The Premier's move yesterday to close down Parliament two months ahead of schedule is
one of the most cynical ploys ever attempted in state politics, which in NSW is certainly
saying something.
In its second editorial the Tele says ACCORDING to a popular theory of a few years
ago, the planet was rapidly approaching a moment of "peak oil" - when the amount of oil
able to be extracted finally reaches its maximum and then begins to decline.
Various parties are still locked in dispute as to the accuracy of peak oil thinking,
but we already seem to have hit peak ethanol.
An Australia-wide shortage of the cane-derived fuel, which makes up 10 per cent by
volume of the E10 petrol/ethanol blend, is driving E10 prices ever upwards.
That's bad enough, but the shortage is also placing in peril State Government plans
to completely phase out pure unleaded petrol.
Victorian police say children as young as six have Facebook accounts and are vulnerable
to predators, the main editorial in the Herald Sun newspaper said on Thursday.
The editorial follows the AFL nude pictures furore, in which candid pictures of AFL
stars were first revealed on Facebook by a 17-year-old girl.
"This is an alarming and potentially dangerous use of the social networking site ...
," the editorial said.
"The corruption of young children has now emerged as a problem for parents who may
have naively registered their children on the social network.
Facebook requires registered users to be at least 13 years old, but parents or brothers
and sisters are setting up accounts saying the children are older.
"The Victoria Police sex crimes unit has moved quickly to warn parents that sexual
predators use Facebook and other sites to make contact with children.
"The internet, while acknowledged as a revolution in social communication, is not without
risk. Responsibility in mass communication is personal.
"Where it affects children is a parent's responsibility. Whatever information is contained
on a social network is likely to be seen by the very people you might not want to see
it."
In a year of sporting disappointments, 2010 may still end with a bang courtesy of
the Australian cricket team, the main editorial in The Age newspaper said on Thursday.
In a review of the year in sport, the editorial said the Socceroos' World Cup performance,
the Melbourne Storm salary cap scandal, the AFL nude photo controversy and the exit of
Gary Ablett Jr and Mark Thompson from the Geelong AFL club among 2010's sporting lowlights.
But Australia's Test team may offer some hope after a patchy year, it said.

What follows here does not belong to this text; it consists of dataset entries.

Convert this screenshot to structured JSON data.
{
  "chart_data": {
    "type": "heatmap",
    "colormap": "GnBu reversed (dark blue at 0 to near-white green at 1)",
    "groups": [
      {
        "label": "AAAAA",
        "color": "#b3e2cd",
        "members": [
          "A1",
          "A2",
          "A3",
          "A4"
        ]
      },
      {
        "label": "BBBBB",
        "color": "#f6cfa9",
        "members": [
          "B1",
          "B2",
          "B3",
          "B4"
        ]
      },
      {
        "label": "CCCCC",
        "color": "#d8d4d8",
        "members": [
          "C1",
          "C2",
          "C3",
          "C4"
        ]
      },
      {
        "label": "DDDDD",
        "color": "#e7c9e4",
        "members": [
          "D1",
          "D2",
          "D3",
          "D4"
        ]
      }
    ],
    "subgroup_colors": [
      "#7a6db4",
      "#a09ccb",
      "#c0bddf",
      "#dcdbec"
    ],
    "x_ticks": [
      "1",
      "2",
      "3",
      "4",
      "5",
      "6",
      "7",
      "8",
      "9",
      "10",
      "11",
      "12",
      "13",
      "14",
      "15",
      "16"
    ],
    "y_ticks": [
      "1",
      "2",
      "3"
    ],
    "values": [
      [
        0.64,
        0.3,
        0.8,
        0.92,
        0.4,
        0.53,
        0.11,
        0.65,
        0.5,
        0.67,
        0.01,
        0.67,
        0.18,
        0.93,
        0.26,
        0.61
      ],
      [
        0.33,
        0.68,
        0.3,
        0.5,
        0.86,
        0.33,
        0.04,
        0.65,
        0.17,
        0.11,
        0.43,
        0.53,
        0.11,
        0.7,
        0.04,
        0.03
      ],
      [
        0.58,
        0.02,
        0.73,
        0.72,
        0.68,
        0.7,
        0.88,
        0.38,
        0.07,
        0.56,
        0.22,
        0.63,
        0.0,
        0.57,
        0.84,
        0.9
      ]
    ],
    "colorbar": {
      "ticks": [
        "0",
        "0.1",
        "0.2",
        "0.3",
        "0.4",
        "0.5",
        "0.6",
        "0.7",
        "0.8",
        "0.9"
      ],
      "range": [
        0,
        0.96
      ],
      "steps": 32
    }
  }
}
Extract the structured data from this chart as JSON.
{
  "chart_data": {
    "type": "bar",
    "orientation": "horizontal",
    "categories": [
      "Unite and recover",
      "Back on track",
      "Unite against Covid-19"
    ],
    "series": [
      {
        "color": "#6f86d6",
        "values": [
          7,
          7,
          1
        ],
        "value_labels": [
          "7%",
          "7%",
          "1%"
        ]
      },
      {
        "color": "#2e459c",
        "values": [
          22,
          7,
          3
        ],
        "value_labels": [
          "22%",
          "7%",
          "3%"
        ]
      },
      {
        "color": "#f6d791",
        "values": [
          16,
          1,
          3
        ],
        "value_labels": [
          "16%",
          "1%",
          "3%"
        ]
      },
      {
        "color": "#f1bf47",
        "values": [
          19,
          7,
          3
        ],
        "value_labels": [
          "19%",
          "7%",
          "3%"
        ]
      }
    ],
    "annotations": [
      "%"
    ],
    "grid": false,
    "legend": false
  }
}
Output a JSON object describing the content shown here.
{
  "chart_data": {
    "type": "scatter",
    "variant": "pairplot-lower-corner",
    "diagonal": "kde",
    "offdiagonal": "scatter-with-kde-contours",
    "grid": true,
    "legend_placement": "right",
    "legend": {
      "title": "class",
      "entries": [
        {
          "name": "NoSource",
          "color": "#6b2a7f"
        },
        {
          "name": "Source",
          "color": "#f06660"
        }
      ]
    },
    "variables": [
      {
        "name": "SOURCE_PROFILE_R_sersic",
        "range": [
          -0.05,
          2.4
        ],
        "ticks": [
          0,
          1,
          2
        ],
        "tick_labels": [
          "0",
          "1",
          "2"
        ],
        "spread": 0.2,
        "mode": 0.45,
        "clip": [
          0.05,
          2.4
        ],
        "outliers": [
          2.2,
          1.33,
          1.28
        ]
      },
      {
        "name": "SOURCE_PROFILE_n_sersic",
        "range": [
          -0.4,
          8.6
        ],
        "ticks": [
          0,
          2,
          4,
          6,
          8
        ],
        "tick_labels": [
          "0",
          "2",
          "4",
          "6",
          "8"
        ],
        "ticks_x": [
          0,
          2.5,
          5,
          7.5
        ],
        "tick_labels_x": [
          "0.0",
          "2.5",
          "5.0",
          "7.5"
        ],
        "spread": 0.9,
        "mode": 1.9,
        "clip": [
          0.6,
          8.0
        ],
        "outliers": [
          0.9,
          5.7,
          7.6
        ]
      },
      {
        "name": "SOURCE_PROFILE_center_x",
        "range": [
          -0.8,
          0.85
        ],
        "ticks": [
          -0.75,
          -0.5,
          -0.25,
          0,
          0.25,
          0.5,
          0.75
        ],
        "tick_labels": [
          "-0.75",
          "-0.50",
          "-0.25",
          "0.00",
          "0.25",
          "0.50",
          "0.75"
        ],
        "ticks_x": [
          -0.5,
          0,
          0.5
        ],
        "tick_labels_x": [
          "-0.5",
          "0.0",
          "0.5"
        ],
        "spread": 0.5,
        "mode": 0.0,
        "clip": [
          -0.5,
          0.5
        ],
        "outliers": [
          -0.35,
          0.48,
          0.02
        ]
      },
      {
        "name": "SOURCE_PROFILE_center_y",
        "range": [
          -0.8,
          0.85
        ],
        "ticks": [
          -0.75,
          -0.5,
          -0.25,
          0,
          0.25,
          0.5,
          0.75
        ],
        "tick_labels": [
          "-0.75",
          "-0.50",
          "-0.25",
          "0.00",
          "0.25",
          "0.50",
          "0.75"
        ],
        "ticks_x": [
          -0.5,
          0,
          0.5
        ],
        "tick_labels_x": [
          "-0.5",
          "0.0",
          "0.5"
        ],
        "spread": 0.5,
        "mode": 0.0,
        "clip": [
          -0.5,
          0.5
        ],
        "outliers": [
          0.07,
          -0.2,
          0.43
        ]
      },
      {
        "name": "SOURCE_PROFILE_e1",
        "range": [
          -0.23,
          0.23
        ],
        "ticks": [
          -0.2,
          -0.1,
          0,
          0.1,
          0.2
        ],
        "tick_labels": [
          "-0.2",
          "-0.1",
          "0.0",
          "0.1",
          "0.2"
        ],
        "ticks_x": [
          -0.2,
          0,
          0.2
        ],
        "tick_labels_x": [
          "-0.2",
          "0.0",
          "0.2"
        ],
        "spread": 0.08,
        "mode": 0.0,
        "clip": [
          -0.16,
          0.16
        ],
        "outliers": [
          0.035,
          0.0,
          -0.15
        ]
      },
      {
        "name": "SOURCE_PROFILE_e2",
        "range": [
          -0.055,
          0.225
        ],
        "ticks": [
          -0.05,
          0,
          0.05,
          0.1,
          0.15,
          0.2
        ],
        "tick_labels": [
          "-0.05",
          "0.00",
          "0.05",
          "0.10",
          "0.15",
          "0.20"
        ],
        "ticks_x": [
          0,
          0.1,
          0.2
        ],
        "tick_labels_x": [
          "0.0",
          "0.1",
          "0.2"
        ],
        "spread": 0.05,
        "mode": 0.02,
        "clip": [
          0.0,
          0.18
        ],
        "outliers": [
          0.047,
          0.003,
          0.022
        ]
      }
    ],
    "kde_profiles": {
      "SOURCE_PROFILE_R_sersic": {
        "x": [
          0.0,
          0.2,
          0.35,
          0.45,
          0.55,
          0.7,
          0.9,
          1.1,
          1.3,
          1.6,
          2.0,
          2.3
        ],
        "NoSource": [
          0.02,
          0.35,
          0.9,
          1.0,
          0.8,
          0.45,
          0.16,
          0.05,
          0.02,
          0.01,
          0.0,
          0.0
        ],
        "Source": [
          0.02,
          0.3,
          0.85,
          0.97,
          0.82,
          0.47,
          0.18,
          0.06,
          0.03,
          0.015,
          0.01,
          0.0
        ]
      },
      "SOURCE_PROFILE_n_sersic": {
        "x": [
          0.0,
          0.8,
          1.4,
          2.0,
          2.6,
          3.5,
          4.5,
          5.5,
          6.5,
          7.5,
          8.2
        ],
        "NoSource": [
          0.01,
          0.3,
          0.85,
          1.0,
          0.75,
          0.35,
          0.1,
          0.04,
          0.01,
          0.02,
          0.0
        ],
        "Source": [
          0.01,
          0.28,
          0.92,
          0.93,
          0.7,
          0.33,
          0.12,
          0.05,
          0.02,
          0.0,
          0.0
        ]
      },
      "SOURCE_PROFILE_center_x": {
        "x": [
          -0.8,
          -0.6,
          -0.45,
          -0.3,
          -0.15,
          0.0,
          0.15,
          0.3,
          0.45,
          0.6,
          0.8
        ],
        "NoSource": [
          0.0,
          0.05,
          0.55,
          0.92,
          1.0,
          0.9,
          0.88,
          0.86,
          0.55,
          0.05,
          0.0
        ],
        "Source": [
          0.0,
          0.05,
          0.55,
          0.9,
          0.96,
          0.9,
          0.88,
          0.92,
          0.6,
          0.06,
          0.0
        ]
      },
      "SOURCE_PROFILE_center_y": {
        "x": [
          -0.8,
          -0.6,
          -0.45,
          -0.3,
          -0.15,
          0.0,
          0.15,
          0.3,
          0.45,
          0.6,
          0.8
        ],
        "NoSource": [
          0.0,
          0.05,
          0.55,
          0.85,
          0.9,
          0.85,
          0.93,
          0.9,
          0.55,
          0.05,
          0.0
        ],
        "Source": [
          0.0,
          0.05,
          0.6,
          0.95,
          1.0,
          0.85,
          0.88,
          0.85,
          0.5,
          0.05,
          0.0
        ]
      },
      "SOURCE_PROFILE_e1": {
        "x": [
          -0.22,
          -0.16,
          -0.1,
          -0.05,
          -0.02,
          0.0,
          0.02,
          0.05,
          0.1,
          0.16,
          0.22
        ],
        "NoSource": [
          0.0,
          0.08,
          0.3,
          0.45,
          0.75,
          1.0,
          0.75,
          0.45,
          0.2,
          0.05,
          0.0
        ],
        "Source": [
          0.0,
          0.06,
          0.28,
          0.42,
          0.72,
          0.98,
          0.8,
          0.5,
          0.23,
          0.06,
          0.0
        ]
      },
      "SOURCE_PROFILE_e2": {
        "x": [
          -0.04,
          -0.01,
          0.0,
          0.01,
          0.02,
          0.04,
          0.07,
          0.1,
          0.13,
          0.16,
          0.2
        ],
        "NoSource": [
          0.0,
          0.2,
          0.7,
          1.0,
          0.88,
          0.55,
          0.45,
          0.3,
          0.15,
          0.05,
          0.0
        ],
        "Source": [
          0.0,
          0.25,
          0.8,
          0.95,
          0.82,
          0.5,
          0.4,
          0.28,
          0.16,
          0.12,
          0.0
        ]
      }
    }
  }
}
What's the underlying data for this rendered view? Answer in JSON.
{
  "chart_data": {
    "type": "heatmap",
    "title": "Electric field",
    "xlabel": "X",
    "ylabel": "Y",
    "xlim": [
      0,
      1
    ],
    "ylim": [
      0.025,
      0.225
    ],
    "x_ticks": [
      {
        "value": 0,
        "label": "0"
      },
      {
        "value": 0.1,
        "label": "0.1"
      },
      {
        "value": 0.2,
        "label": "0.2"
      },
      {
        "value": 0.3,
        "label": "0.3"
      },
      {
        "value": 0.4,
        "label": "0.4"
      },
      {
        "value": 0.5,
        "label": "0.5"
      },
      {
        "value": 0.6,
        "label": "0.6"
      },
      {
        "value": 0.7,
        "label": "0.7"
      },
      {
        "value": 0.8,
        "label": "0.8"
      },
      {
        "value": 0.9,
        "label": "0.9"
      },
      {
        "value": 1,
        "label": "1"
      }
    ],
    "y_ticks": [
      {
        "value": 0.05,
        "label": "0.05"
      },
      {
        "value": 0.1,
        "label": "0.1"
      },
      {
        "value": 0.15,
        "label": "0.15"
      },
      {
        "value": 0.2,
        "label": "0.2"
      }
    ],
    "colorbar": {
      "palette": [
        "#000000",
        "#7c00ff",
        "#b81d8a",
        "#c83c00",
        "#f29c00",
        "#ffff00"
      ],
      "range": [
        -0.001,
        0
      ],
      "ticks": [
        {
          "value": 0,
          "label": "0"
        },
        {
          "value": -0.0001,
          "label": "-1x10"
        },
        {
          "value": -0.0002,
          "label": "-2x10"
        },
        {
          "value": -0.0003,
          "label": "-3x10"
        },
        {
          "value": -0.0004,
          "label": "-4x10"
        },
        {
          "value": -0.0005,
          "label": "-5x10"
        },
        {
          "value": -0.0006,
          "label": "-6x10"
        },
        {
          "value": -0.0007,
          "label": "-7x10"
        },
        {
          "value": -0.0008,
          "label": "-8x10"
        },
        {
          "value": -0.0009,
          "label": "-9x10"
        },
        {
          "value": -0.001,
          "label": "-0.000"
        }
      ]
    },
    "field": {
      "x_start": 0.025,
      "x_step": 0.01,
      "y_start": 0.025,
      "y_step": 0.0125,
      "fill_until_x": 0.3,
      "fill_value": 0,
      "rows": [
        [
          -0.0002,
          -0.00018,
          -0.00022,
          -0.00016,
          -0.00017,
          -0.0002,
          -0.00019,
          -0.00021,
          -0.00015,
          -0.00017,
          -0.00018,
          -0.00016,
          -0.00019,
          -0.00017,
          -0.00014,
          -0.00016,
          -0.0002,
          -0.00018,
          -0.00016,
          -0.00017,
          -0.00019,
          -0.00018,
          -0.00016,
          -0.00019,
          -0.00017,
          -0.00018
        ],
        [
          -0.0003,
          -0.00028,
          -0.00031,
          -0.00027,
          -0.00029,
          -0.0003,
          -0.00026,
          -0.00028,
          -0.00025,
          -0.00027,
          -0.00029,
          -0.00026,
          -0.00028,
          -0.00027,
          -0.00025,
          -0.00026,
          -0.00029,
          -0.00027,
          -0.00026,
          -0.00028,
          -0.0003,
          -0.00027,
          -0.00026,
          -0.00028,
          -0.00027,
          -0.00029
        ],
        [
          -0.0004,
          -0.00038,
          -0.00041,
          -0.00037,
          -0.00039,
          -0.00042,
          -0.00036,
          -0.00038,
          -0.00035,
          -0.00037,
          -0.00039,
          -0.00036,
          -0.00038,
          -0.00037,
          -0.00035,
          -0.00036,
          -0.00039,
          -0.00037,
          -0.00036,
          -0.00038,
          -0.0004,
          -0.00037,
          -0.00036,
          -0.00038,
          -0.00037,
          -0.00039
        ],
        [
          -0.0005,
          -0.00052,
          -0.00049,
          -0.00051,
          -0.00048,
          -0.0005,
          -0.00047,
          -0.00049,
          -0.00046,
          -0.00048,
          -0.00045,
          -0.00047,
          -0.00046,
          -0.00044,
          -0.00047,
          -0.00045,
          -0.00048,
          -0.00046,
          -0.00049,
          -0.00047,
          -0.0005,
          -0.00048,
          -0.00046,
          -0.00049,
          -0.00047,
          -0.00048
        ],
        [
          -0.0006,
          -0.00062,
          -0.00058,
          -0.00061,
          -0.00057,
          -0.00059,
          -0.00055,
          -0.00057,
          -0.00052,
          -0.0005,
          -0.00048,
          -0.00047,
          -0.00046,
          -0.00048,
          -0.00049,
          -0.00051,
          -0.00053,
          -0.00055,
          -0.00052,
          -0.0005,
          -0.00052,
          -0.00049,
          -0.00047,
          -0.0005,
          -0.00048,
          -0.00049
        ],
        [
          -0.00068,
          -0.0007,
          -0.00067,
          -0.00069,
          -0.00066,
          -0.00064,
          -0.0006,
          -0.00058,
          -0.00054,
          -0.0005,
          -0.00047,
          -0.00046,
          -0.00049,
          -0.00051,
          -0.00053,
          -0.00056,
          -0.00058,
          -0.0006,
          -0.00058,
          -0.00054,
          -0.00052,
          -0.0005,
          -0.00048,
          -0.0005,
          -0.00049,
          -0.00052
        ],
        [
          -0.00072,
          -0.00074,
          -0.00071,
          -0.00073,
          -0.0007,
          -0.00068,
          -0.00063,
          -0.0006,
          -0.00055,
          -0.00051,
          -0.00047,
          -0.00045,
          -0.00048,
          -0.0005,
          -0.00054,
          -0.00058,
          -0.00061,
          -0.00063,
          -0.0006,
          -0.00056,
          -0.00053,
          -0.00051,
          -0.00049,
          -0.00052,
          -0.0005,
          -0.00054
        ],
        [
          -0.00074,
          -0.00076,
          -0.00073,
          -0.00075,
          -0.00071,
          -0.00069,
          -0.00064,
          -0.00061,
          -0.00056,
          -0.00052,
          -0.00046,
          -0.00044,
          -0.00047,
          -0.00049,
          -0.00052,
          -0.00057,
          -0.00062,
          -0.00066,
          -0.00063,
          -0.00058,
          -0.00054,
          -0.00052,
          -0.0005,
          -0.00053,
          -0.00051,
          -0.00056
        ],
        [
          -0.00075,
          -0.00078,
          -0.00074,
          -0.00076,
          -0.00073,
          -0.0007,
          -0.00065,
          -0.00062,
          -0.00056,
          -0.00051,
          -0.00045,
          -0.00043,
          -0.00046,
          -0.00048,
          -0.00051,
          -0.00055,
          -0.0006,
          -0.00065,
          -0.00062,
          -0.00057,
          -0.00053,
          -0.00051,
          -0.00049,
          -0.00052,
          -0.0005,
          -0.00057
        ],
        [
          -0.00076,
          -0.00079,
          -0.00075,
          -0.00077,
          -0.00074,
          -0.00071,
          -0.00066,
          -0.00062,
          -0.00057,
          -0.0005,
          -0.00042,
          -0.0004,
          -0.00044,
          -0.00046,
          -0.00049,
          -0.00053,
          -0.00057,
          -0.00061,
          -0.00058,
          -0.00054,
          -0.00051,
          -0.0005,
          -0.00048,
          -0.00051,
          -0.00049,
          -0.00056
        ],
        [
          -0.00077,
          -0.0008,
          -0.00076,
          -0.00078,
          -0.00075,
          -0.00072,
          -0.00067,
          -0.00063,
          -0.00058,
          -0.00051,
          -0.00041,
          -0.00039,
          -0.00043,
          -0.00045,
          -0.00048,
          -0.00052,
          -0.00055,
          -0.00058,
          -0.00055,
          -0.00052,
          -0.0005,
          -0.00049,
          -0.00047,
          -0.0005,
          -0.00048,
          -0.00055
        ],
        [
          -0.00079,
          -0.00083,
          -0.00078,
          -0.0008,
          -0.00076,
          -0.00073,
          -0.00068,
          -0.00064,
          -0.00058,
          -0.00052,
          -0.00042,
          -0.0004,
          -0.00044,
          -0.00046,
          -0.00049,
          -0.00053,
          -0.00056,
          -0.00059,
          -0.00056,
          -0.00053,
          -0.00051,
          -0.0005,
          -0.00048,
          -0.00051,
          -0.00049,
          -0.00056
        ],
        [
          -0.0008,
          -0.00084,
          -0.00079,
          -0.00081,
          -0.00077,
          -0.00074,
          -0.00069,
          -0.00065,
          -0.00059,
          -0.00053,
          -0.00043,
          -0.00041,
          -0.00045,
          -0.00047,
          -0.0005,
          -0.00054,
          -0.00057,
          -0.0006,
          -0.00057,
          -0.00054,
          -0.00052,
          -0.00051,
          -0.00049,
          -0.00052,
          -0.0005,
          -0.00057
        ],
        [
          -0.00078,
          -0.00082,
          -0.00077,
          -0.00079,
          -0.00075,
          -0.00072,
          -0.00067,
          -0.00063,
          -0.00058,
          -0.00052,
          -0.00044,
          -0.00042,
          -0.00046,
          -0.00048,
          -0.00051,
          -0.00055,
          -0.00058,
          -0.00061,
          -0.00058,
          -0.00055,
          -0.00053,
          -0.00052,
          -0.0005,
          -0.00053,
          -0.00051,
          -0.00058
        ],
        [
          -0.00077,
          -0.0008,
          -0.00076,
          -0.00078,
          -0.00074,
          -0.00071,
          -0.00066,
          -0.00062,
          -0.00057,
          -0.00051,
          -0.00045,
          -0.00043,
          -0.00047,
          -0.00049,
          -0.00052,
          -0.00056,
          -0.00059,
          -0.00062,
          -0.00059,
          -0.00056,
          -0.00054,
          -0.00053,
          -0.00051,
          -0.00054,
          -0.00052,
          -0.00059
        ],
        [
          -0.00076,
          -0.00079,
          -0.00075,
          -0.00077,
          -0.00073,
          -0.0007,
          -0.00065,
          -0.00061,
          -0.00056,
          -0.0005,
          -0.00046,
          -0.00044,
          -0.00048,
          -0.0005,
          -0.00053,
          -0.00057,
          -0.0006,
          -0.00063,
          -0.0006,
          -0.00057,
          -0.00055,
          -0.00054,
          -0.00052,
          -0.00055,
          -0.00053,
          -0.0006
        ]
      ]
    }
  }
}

"Winners rarely bother to reflect. Non-winners do.
"For the first month of the Ashes series, gleeful English critics taunted Australia.
"Australia has lost its sporting vocation, they said, and could fall back on nothing else.
"It was too simple, and almost certainly wrong, but it acted as a warning to Australia
at the end of a year of living frugally: in an ever more competitive sporting world, on
new frontiers and old, take nothing for granted.
"But one of sports charms is that redemption is almost always close at hand. One good
Test win in Perth, and one Shane Warne scandal, and all is well again.
"Suddenly, Boxing Day cannot come too soon. Nor can next year."
Today Brisbane's The Courier Mail says there are, the axiom has it, only two certainties
in life, and those are death and taxes.
There is actually a third, and that is when said taxes are reformed in any fashion,
there are always going to be winners and losers.
The challenge is always getting the balance right in terms of minimising harm and maximising
the broadest possible economic benefit.
This is as true of the proposed mineral resources rent tax as it is of other major
reforms taken in Australia in recent years such as the GST, fringe benefits tax or a raft
of other changes - most of which have needed a degree of compromise to pass though our
parliaments.
The MRRT requires particularly dexterous juggling of state, national and corporate
interests. Its initial incarnation (the ill-fated resources super profits tax) came to
an unedifying end after a vociferous and well-funded campaign by the mining industry and
an equally unedifying and unscheduled change of prime minister.